Hutchinson, referring to Pence, said, “He felt he had the right to—excuse me if my phrasing isn’t right on this one, but—send the vote back to the states or the electorate.”

Asked if any lawmakers disagree with the idea that the vice president has such authority, Hutchinson said there is no objection from any Republican lawmakers.

In another meeting about Pence’s potential role, Trump’s lawyers Rudy Giuliani, Sidney Powell and Jenna Ellis were again asked to reunite with Perry and Jordan, as well as Green and Lauren Boebert, a Republican who had just run from Colorado to the House. Was selected, joined.

As January 6 approached, the communication between lawmakers and the White House did not subside. The day after Christmas, Perry texted Meadows with a countdown.

“11 days to 1/6th and 25 days to the inauguration,” the text read. “we have to leave!” Perry urged Meadows to call an assistant attorney general, Jeffrey Clark, who supported Trump’s efforts to challenge the election results. Perry admits to introducing Clark to Trump.

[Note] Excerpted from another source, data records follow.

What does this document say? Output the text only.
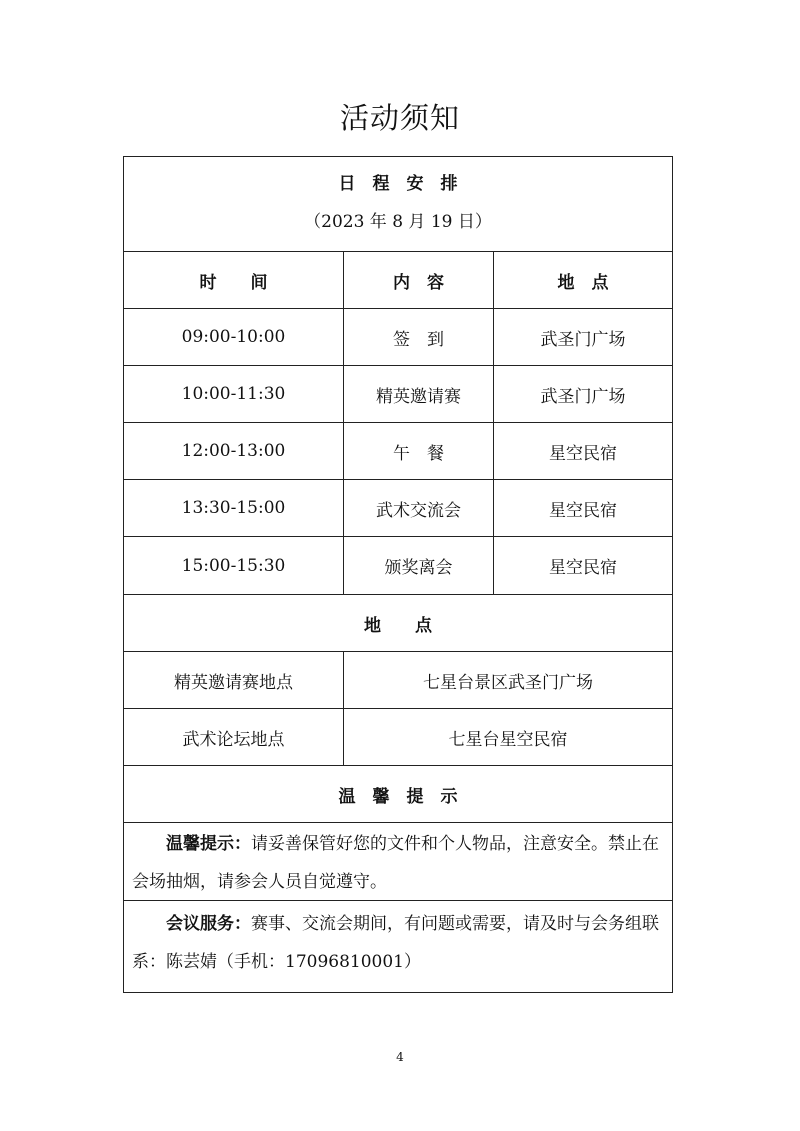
活动须知
日　程　安　排
（2023 年 8 月 19 日）
时　　间	内　容	地　点
09:00-10:00	签　到	武圣门广场
10:00-11:30	精英邀请赛	武圣门广场
12:00-13:00	午　餐	星空民宿
13:30-15:00	武术交流会	星空民宿
15:00-15:30	颁奖离会	星空民宿
地　　点
精英邀请赛地点	七星台景区武圣门广场
武术论坛地点	七星台星空民宿
温　馨　提　示
温馨提示：请妥善保管好您的文件和个人物品，注意安全。禁止在会场抽烟，请参会人员自觉遵守。
会议服务：赛事、交流会期间，有问题或需要，请及时与会务组联系：陈芸婧（手机：17096810001）
4
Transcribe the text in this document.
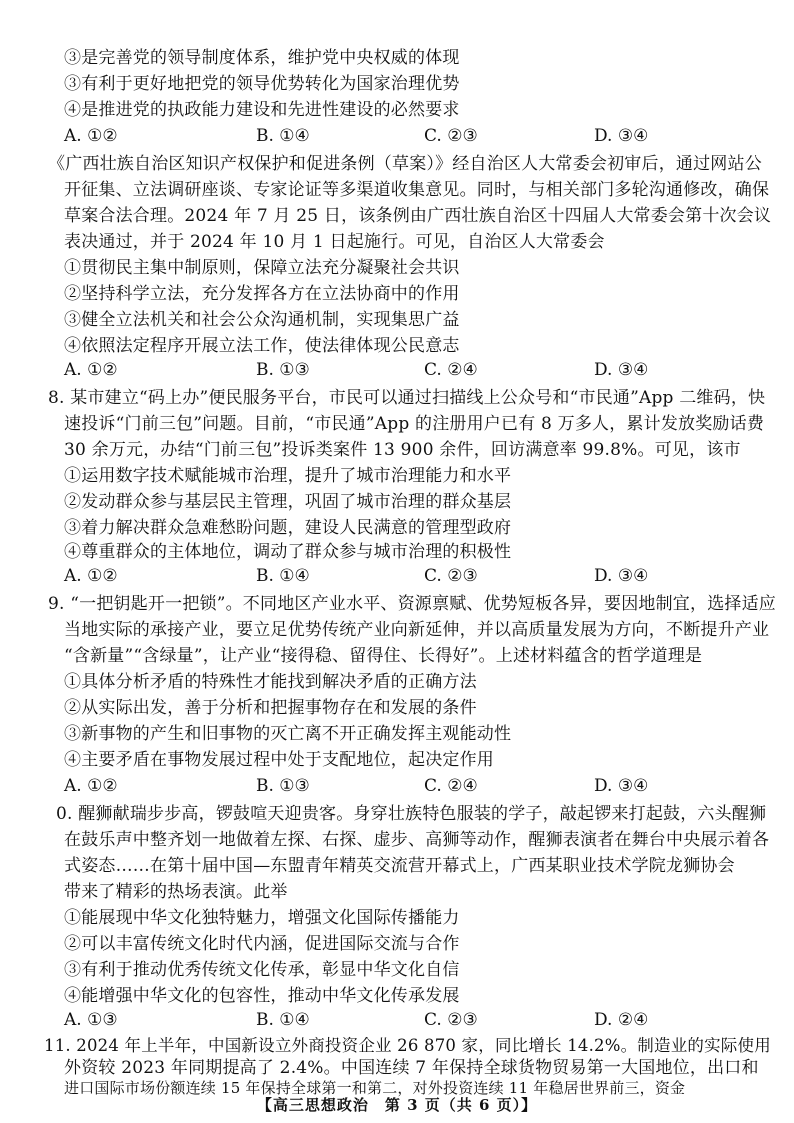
③是完善党的领导制度体系，维护党中央权威的体现
③有利于更好地把党的领导优势转化为国家治理优势
④是推进党的执政能力建设和先进性建设的必然要求
A. ①②	B. ①④	C. ②③	D. ③④
《广西壮族自治区知识产权保护和促进条例（草案）》经自治区人大常委会初审后，通过网站公
开征集、立法调研座谈、专家论证等多渠道收集意见。同时，与相关部门多轮沟通修改，确保
草案合法合理。2024 年 7 月 25 日，该条例由广西壮族自治区十四届人大常委会第十次会议
表决通过，并于 2024 年 10 月 1 日起施行。可见，自治区人大常委会
①贯彻民主集中制原则，保障立法充分凝聚社会共识
②坚持科学立法，充分发挥各方在立法协商中的作用
③健全立法机关和社会公众沟通机制，实现集思广益
④依照法定程序开展立法工作，使法律体现公民意志
A. ①②	B. ①③	C. ②④	D. ③④
8. 某市建立“码上办”便民服务平台，市民可以通过扫描线上公众号和“市民通”App 二维码，快
速投诉“门前三包”问题。目前，“市民通”App 的注册用户已有 8 万多人，累计发放奖励话费
30 余万元，办结“门前三包”投诉类案件 13 900 余件，回访满意率 99.8%。可见，该市
①运用数字技术赋能城市治理，提升了城市治理能力和水平
②发动群众参与基层民主管理，巩固了城市治理的群众基层
③着力解决群众急难愁盼问题，建设人民满意的管理型政府
④尊重群众的主体地位，调动了群众参与城市治理的积极性
A. ①②	B. ①④	C. ②③	D. ③④
9. “一把钥匙开一把锁”。不同地区产业水平、资源禀赋、优势短板各异，要因地制宜，选择适应
当地实际的承接产业，要立足优势传统产业向新延伸，并以高质量发展为方向，不断提升产业
“含新量”“含绿量”，让产业“接得稳、留得住、长得好”。上述材料蕴含的哲学道理是
①具体分析矛盾的特殊性才能找到解决矛盾的正确方法
②从实际出发，善于分析和把握事物存在和发展的条件
③新事物的产生和旧事物的灭亡离不开正确发挥主观能动性
④主要矛盾在事物发展过程中处于支配地位，起决定作用
A. ①②	B. ①③	C. ②④	D. ③④
0. 醒狮献瑞步步高，锣鼓喧天迎贵客。身穿壮族特色服装的学子，敲起锣来打起鼓，六头醒狮
在鼓乐声中整齐划一地做着左探、右探、虚步、高狮等动作，醒狮表演者在舞台中央展示着各
式姿态……在第十届中国—东盟青年精英交流营开幕式上，广西某职业技术学院龙狮协会
带来了精彩的热场表演。此举
①能展现中华文化独特魅力，增强文化国际传播能力
②可以丰富传统文化时代内涵，促进国际交流与合作
③有利于推动优秀传统文化传承，彰显中华文化自信
④能增强中华文化的包容性，推动中华文化传承发展
A. ①③	B. ①④	C. ②③	D. ②④
11. 2024 年上半年，中国新设立外商投资企业 26 870 家，同比增长 14.2%。制造业的实际使用
外资较 2023 年同期提高了 2.4%。中国连续 7 年保持全球货物贸易第一大国地位，出口和
进口国际市场份额连续 15 年保持全球第一和第二，对外投资连续 11 年稳居世界前三，资金
【高三思想政治　第 3 页（共 6 页）】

Clark clashed with senior Justice Department officials over his plan to send a letter to Georgia and other battlefield states questioning the election results and urging their state legislatures to investigate. It all culminated in a dramatic White House meeting, in which Trump considered promoting Clarke to attorney general, only to be made clear by top Justice Department officials that he would resign.

The January 6 investigation is under pressure from lawmakers and the White House on the Justice Department in several areas of investigation. Jamie Ruskin, a Democratic member of the Maryland panel, has indicated there will be more revelations to come.

Ruskin tweeted last week, “As mobs smashed our windows, bloodied our police, and stormed the Capitol, Trump and his allies seek to destroy Biden’s majority in the Electoral College and overthrow our constitutional order.” plotted to throw.”

When the results of the panel’s investigation came out, Ruskin predicted, “America will see how the coups and rebellions converge.”